Tel est le titre du dernier ouvrage de Robert Boyer, directeur d’études à l’École des hautes études en sciences sociales (EHESS). Selon lui, « L’ESS est un projet politique de transformation des sociétés ».
L’ESS se définit par l’impératif de démocratie appliqué aux activités de consommation, de distribution et de production. La théorie économique distingue l’autorégulation du marché d’un côté, l’intervention publique de l’autre. L’ESS est une troisième approche entre ces deux domaines, pour laquelle la réciprocité et la citoyenneté organisent l’activité économique.
Après trente années de confiance dans les mécanismes de marché, le début de la décennie 2020 semble marquer le retour de l’Etat en tant que protecteur des citoyens et assureur des risques systémiques.
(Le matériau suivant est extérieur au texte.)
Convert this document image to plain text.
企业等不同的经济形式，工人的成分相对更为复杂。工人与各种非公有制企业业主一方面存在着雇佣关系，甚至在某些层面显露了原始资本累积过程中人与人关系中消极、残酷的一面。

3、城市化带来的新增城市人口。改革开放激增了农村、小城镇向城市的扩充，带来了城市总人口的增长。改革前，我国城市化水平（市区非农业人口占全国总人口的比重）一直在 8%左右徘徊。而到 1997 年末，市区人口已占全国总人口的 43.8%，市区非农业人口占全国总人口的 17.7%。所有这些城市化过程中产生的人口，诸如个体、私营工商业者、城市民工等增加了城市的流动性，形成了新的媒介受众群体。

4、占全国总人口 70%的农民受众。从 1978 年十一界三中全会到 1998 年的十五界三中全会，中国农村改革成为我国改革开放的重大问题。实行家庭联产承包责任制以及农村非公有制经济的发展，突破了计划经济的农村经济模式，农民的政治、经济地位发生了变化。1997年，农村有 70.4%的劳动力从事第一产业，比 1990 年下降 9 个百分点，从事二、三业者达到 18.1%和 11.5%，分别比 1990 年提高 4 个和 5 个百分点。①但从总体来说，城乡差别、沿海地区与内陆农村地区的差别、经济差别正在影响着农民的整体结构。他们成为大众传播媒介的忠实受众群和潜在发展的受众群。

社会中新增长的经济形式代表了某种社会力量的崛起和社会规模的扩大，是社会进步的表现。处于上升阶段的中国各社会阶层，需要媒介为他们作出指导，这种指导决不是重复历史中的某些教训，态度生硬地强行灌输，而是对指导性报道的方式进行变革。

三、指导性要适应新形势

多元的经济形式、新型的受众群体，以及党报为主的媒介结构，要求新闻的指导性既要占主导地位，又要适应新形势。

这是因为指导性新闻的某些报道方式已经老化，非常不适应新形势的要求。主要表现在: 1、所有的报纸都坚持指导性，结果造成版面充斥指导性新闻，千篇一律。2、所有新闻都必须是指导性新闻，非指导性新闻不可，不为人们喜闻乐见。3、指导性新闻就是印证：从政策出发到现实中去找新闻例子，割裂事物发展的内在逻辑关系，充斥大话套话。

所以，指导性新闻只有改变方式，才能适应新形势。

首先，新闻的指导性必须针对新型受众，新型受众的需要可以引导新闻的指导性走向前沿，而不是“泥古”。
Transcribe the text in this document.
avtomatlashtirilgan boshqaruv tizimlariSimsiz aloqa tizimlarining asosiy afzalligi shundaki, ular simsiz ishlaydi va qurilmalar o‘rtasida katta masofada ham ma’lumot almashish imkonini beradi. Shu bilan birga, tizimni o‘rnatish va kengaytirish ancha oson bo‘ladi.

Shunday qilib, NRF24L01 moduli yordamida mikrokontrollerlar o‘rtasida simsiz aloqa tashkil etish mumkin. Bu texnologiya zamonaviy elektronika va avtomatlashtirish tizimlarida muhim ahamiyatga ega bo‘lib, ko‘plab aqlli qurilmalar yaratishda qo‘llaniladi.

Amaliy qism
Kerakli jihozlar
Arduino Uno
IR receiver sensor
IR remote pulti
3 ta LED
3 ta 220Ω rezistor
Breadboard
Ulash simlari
Est-ce le début d’une nouvelle époque d’interventionnisme et la répétition d’un mouvement de balancier qui ne cesse d’osciller entre État et marché, alors que, de longue date, l’économie sociale et solidaire a proposé une troisième voie ? Comment expliquer que celle-ci ne se soit pas constituée en une alternative largement discutée dans la société et la sphère politique ? Pourquoi n’est-elle pas plus présente dans les débats sur ce que pourraient ou devraient être les régimes socio-économiques post-covid-19 ? Est-il fondé de voir dans la proposition des » communs globaux « , théorisés par Elinor Ostrom, l’expression d’un renouveau de l’ESS ? Dans une approche comparative croisant théories et analyses historiques, l’économiste Robert Boyer montre que l’ESS constitue une composante essentielle qui assure la viabilité du couple Etat-marché. C’est le terreau de l’innovation sociale et de la démocratie dans l’économie, qui suscitent la formulation de projets de société en rupture avec le fondamentalisme du marché.
L’économie sociale et solidaire. Une utopie réaliste pour le XXIe siècle ? (Les Petits matins, 2023).